TUNA:驯服原生统一多模态模型的统一视觉表示
- 标题: TUNA: Taming Unified Visual Representations for Native Unified Multimodal Models
- 作者: Zhiheng Liu, Weiming Ren, Haozhe Liu, Zijian Zhou, Shoufa Chen, Haonan Qiu, Xiaoke Huang, Zhaochong An, Fanny Yang, Aditya Patel, Viktar Atliha, Tony Ng, Xiao Han, Chuyan Zhu, Chenyang Zhang, Ding Liu, Juan-Manuel Perez-Rua, Sen He, Jürgen Schmidhuber, Wenhu Chen, Ping Luo, Wei Liu, Tao Xiang, Jonas Schult, Yuren Cong
- 日期: 2025-12-01
- ArXiv主页 : https://arxiv.org/abs/2512.02014
- 论文链接 : https://arxiv.org/pdf/2512.02014
- 项目链接 : https://tuna-ai.org/
- gitHub仓库 : https://github.com/wren93/tuna
英文摘要
Unified multimodal models (UMMs) aim to jointly perform multimodal understanding and generation within a single framework. We present TUNA, a native UMM that builds a unified continuous visual representation by cascading a VAE encoder with a representation encoder. This unified representation space allows end-to-end processing of images and videos for both understanding and generation tasks. Compared to prior UMMs with decoupled representations, TUNA's unified visual space avoids representation format mismatches introduced by separate encoders, outperforming decoupled alternatives in both understanding and generation. Moreover, we observe that stronger pretrained representation encoders consistently yield better performance across all multimodal tasks, highlighting the importance of the representation encoder. Finally, in this unified setting, jointly training on both understanding and generation data allows the two tasks to benefit from each other rather than interfere. Our extensive experiments on multimodal understanding and generation benchmarks show that TUNA achieves state-of-the-art results in image and video understanding, image and video generation, and image editing, demonstrating the effectiveness and scalability of its unified representation design.
中文摘要
统一多模态模型(UMM)旨在在单一框架内联合执行多模态理解和生成。我们提出了 TUNA,一种原生 UMM,它通过级联 VAE 编码器和表示编码器来构建统一的连续视觉表示。这种统一的表示空间允许对图像和视频进行端到端处理,以实现理解和生成任务。
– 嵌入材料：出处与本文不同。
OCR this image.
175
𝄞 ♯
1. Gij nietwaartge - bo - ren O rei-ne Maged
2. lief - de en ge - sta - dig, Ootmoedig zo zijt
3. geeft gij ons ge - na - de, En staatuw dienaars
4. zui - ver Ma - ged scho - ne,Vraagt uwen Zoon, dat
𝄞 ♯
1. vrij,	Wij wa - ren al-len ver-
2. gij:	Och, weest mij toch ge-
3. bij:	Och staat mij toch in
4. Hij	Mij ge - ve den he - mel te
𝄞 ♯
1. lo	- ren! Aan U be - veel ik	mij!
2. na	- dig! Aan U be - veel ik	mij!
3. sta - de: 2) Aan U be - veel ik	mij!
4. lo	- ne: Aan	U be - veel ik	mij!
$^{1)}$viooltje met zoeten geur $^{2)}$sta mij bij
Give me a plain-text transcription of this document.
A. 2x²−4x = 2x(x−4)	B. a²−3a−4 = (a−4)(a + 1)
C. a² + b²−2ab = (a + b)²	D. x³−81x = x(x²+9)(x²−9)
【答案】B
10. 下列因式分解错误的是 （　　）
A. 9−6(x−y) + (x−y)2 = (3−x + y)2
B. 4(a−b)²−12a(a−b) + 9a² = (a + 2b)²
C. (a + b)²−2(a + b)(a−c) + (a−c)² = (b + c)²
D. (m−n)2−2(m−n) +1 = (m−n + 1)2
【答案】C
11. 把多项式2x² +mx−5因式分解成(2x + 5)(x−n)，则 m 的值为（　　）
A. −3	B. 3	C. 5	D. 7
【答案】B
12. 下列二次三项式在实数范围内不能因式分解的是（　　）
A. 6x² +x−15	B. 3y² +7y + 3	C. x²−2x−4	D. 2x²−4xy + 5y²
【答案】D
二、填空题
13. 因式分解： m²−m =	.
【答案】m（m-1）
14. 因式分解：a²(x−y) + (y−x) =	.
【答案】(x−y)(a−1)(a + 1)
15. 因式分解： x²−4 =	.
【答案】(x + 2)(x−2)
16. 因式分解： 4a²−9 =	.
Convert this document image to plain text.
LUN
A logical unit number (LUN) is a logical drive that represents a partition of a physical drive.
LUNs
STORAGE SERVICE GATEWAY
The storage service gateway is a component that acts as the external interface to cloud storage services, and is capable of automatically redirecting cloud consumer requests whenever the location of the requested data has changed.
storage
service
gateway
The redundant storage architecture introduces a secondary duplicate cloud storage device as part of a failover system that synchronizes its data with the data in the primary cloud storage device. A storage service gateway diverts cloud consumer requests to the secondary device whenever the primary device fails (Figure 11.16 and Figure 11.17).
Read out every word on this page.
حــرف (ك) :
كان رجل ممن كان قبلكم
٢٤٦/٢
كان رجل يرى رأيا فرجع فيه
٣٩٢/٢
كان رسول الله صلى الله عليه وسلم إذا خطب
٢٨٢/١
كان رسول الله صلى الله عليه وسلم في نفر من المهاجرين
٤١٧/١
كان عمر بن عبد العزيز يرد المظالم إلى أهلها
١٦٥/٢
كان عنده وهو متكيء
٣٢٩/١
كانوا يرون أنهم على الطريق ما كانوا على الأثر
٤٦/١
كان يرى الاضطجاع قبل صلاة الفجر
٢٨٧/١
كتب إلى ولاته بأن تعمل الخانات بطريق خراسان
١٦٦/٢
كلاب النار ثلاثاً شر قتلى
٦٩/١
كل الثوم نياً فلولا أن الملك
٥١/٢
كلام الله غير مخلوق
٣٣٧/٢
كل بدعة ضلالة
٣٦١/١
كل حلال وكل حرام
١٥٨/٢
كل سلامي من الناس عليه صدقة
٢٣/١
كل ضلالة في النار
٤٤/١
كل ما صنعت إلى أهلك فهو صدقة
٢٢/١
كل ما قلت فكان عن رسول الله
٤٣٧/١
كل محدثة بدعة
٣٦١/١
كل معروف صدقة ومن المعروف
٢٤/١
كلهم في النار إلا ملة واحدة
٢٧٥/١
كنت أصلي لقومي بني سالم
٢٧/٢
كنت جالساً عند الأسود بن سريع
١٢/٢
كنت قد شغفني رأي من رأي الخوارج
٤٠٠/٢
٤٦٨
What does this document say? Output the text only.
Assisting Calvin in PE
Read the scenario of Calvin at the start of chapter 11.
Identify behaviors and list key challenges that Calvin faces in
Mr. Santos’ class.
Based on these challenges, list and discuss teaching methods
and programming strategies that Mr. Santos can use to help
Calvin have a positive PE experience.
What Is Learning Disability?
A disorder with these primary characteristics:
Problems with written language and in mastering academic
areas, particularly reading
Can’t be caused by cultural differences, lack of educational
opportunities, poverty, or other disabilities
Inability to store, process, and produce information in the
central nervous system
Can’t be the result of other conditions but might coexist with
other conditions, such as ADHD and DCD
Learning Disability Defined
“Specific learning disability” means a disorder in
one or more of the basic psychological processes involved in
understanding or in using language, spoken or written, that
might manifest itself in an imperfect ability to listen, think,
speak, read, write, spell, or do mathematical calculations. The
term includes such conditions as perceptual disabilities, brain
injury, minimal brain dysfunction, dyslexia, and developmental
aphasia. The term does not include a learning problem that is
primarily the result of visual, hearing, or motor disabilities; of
与之前具有解耦表示的 UMM 相比,TUNA 的统一视觉空间避免了单独编码器引入的表示格式不匹配,在理解和生成方面都优于解耦替代方案。此外,我们观察到,更强的预训练表示编码器在所有多模态任务中始终能产生更好的性能,这凸显了表示编码器的重要性。最后,在这个统一的环境中,对理解和生成数据的联合训练使这两个任务能够相互受益而不是相互干扰。我们在多模态理解和生成基准方面进行的大量实验表明,TUNA 在图像和视频理解、图像和视频生成以及图像编辑方面取得了最先进的结果,展示了其统一表示设计的有效性和可扩展性。
深入研究:系统调查
- 标题: Deep Research: A Systematic Survey
- 作者: Zhengliang Shi, Yiqun Chen, Haitao Li, Weiwei Sun, Shiyu Ni, Yougang Lyu, Run-Ze Fan, Bowen Jin, Yixuan Weng, Minjun Zhu, Qiujie Xie, Xinyu Guo, Qu Yang, Jiayi Wu, Jujia Zhao, Xiaqiang Tang, Xinbei Ma, Cunxiang Wang, Jiaxin Mao, Qingyao Ai, Jen-Tse Huang, Wenxuan Wang, Yue Zhang, Yiming Yang, Zhaopeng Tu, Zhaochun Ren
- 日期: 2025-11-24
- ArXiv主页 : https://arxiv.org/abs/2512.02038
- 论文链接 : https://arxiv.org/pdf/2512.02038
- 项目链接 : https://deep-research-survey.github.io/
- gitHub仓库 : https://github.com/mangopy/Deep-Research-Survey
英文摘要
Large language models (LLMs) have rapidly evolved from text generators into powerful problem solvers. Yet, many open tasks demand critical thinking, multi-source, and verifiable outputs, which are beyond single-shot prompting or standard retrieval-augmented generation. Recently, numerous studies have explored Deep Research (DR), which aims to combine the reasoning capabilities of LLMs with external tools, such as search engines, thereby empowering LLMs to act as research agents capable of completing complex, open-ended tasks. This survey presents a comprehensive and systematic overview of deep research systems, including a clear roadmap, foundational components, practical implementation techniques, important challenges, and future directions. Specifically, our main contributions are as follows: (i) we formalize a three-stage roadmap and distinguish deep research from related paradigms; (ii) we introduce four key components: query planning, information acquisition, memory management, and answer generation, each paired with fine-grained sub-taxonomies; (iii) we summarize optimization techniques, including prompting, supervised fine-tuning, and agentic reinforcement learning; and (iv) we consolidate evaluation criteria and open challenges, aiming to guide and facilitate future development. As the field of deep research continues to evolve rapidly, we are committed to continuously updating this survey to reflect the latest progress in this area.
中文摘要
大型语言模型 (LLM) 已从文本生成器迅速发展为强大的问题解决器。然而,许多开放任务需要批判性思维、多源和可验证的输出,这超出了单次提示或标准检索增强生成的范围。最近,大量研究探索了深度研究(DR),旨在将法学硕士的推理能力与搜索引擎等外部工具相结合,从而使法学硕士能够充当能够完成复杂、开放式任务的研究代理。本次调查对深度研究系统进行了全面、系统的概述,包括清晰的路线图、基础组成部分、实际实施技术、重要挑战和未来方向。具体来说,我们的主要贡献如下:(i)我们正式制定了一个三阶段路线图,并将深度研究与相关范式区分开来;(ii)我们引入四个关键组件:查询规划、信息获取、内存管理和答案生成,每个组件都与细粒度的子分类法配对;(iii)我们总结了优化技术,包括提示、监督微调和代理强化学习;(四)统一评价标准,开放挑战,引导和促进未来发展。随着深度研究领域不断快速发展,我们致力于不断更新本次调查,以反映该领域的最新进展。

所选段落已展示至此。